Mar 4: Quaker Self-help

How did William Penn get to be so famous and successful? First of all, it helps to have a father who's a prominent admiral. That doesn't come up in his Fruits of Solitude, his own book of maxim-style wisdom. Note -- not Maxim:

O how sordid is Man grown! Man, the noblest Creature in the World, as a God on Earth, and the Image of him that made it; thus to mistake Earth for Heaven, and worship Gold for God!
This kind of thing never goes out of style -- here's what you'd do, if you were smart:
The World is certainly a great and stately Volume of natural Things; and may be not improperly styled the Hieroglyphicks of a better: But, alas! how very few Leaves of it do we seriously turn over! This ought to be the Subject of the Education of our Youth, who, at Twenty, when they should be fit for Business, know little or nothing of it.
Get thee a Book of Maxims, Capitalize some Nouns, and you will shortly find your way to true Happiness.
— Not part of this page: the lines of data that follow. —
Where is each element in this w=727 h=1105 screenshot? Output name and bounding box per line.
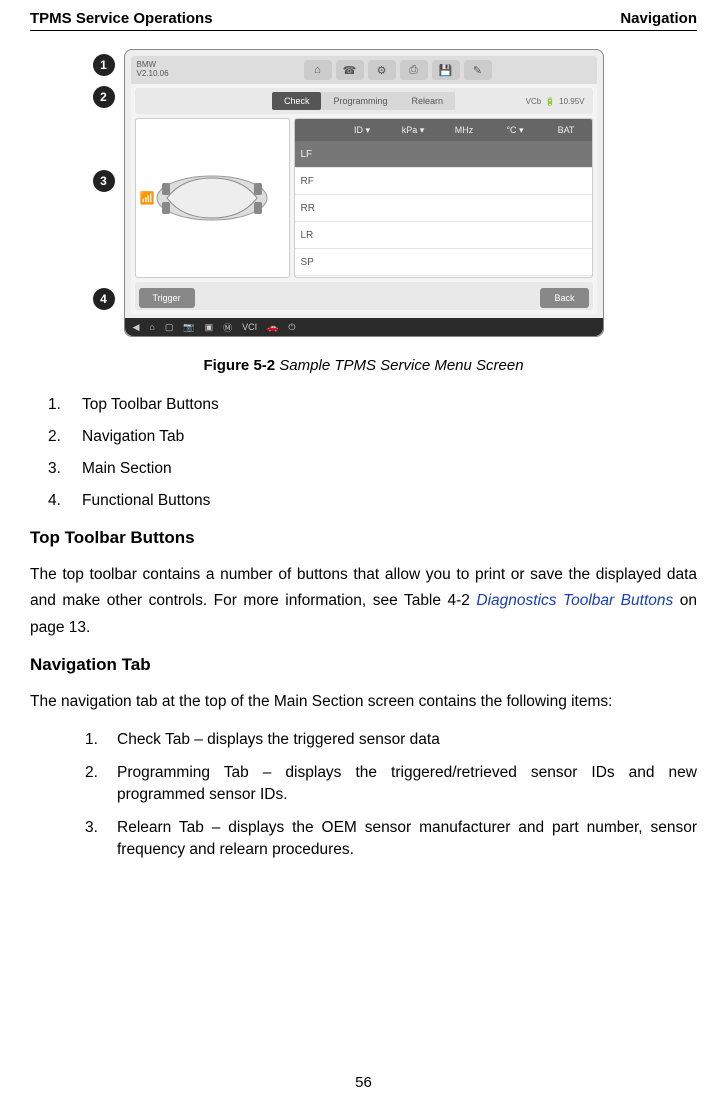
top-toolbar: BMW V2.10.06 ⌂ ☎ ⚙ ⎙ 💾 ✎ (131, 56, 597, 84)
app-icon[interactable]: ▣ (205, 322, 214, 333)
tab-check[interactable]: Check (272, 92, 322, 110)
m-icon[interactable]: Ⓜ (223, 321, 232, 334)
main-section: 📶 ID ▾ kPa ▾ MHz (135, 118, 593, 278)
cross-reference-link[interactable]: Diagnostics Toolbar Buttons (476, 592, 673, 609)
status-indicator: VCb 🔋 10.95V (526, 97, 585, 106)
gear-icon[interactable]: ⚙ (368, 60, 396, 80)
table-header: ID ▾ kPa ▾ MHz °C ▾ BAT (295, 119, 592, 141)
page-header: TPMS Service Operations Navigation (30, 10, 697, 31)
callout-2: 2 (93, 86, 115, 108)
col-temp[interactable]: °C ▾ (490, 125, 541, 136)
navigation-tabs: Check Programming Relearn VCb 🔋 10.95V (135, 88, 593, 114)
car-icon[interactable]: 🚗 (267, 322, 278, 333)
list-item: 2.Programming Tab – displays the trigger… (85, 762, 697, 807)
camera-icon[interactable]: 📷 (183, 322, 194, 333)
recent-icon[interactable]: ▢ (165, 322, 174, 333)
power-icon[interactable]: ⏻ (288, 322, 295, 333)
nav-tab-list: 1.Check Tab – displays the triggered sen… (85, 729, 697, 861)
back-button[interactable]: Back (540, 288, 588, 308)
list-item: 3.Main Section (48, 460, 697, 478)
callout-4: 4 (93, 288, 115, 310)
list-item: 2.Navigation Tab (48, 428, 697, 446)
home-icon[interactable]: ⌂ (304, 60, 332, 80)
tab-relearn[interactable]: Relearn (400, 92, 456, 110)
body-paragraph: The top toolbar contains a number of but… (30, 562, 697, 641)
signal-icon: 📶 (140, 191, 155, 205)
section-heading: Navigation Tab (30, 655, 697, 675)
save-icon[interactable]: 💾 (432, 60, 460, 80)
section-heading: Top Toolbar Buttons (30, 528, 697, 548)
table-row[interactable]: LR (295, 222, 592, 249)
page-number: 56 (0, 1074, 727, 1091)
table-row[interactable]: SP (295, 249, 592, 276)
vehicle-diagram: 📶 (135, 118, 290, 278)
table-row[interactable]: RF (295, 168, 592, 195)
vci-icon[interactable]: VCI (242, 322, 257, 332)
col-bat: BAT (541, 125, 592, 135)
system-bar: ◀ ⌂ ▢ 📷 ▣ Ⓜ VCI 🚗 ⏻ (125, 318, 603, 336)
component-list: 1.Top Toolbar Buttons 2.Navigation Tab 3… (48, 396, 697, 510)
list-item: 1.Check Tab – displays the triggered sen… (85, 729, 697, 751)
figure-caption: Figure 5-2 Sample TPMS Service Menu Scre… (30, 357, 697, 374)
tab-programming[interactable]: Programming (321, 92, 399, 110)
back-icon[interactable]: ◀ (133, 322, 140, 333)
screenshot-figure: 1 2 3 4 BMW V2.10.06 ⌂ ☎ ⚙ ⎙ 💾 ✎ Check P… (124, 49, 604, 337)
col-kpa[interactable]: kPa ▾ (388, 125, 439, 136)
sensor-data-table: ID ▾ kPa ▾ MHz °C ▾ BAT LF RF RR LR SP (294, 118, 593, 278)
home-icon[interactable]: ⌂ (149, 322, 154, 332)
header-left: TPMS Service Operations (30, 10, 213, 27)
vehicle-brand: BMW V2.10.06 (137, 61, 197, 79)
tools-icon[interactable]: ☎ (336, 60, 364, 80)
callout-1: 1 (93, 54, 115, 76)
device-frame: 1 2 3 4 BMW V2.10.06 ⌂ ☎ ⚙ ⎙ 💾 ✎ Check P… (124, 49, 604, 337)
callout-3: 3 (93, 170, 115, 192)
body-paragraph: The navigation tab at the top of the Mai… (30, 689, 697, 715)
list-item: 4.Functional Buttons (48, 492, 697, 510)
col-id[interactable]: ID ▾ (337, 125, 388, 136)
col-mhz: MHz (439, 125, 490, 135)
list-item: 3.Relearn Tab – displays the OEM sensor … (85, 817, 697, 862)
print-icon[interactable]: ⎙ (400, 60, 428, 80)
edit-icon[interactable]: ✎ (464, 60, 492, 80)
header-right: Navigation (620, 10, 697, 27)
list-item: 1.Top Toolbar Buttons (48, 396, 697, 414)
table-row[interactable]: RR (295, 195, 592, 222)
functional-buttons: Trigger Back (135, 282, 593, 310)
trigger-button[interactable]: Trigger (139, 288, 195, 308)
table-row[interactable]: LF (295, 141, 592, 168)
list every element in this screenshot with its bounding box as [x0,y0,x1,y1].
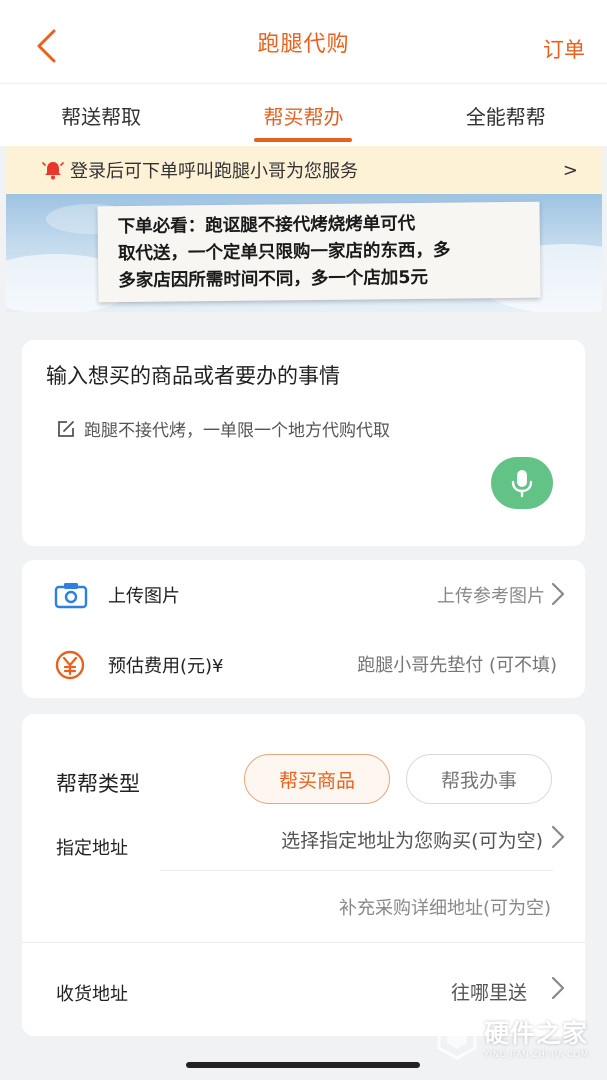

Not that I'm disagreeing:

Were the Superfluities of a Nation valued, and made a perpetual Tax or Benevolence, there would be more Alms-houses than Poor; Schools than Scholars; and enough to spare for Government besides.
or
5. The first Thing obvious to Children is what is sensible; and that we make no Part of their rudiments.
6. We press their Memory too soon, and puzzle, strain, and load them with Words and Rules; to know Grammer and Rhetorick, and a strange Tongue or two, that it is ten to one may never be useful to them; Leaving their natural Genius to Mechanical and Physical, or natural Knowledge uncultivated and neglected; which would be of exceeding Use and Pleasure to them through the whole Course of their Life.
7. To be sure, Languages are not to be despised or neglected. But Things are still to be preferred.
8. Children had rather be making of Tools and Instruments of Play; Shaping, Drawing, Framing, and Building, &c. than getting some Rules of Propriety of Speech by Heart: And those also would follow with more Judgment, and less Trouble and Time.

Or
They have a Right to censure, that have a Heart to help: The rest is Cruelty, not Justice.

Still, who'd have paid attention to him if he'd just lived in Pennsylvania, instead of founding it?

1 comment:

Anonymous said...

Favorite, and appropriate to recent events:

"They have a Right to censure, that have a Heart to help: The rest is Cruelty, not Justice."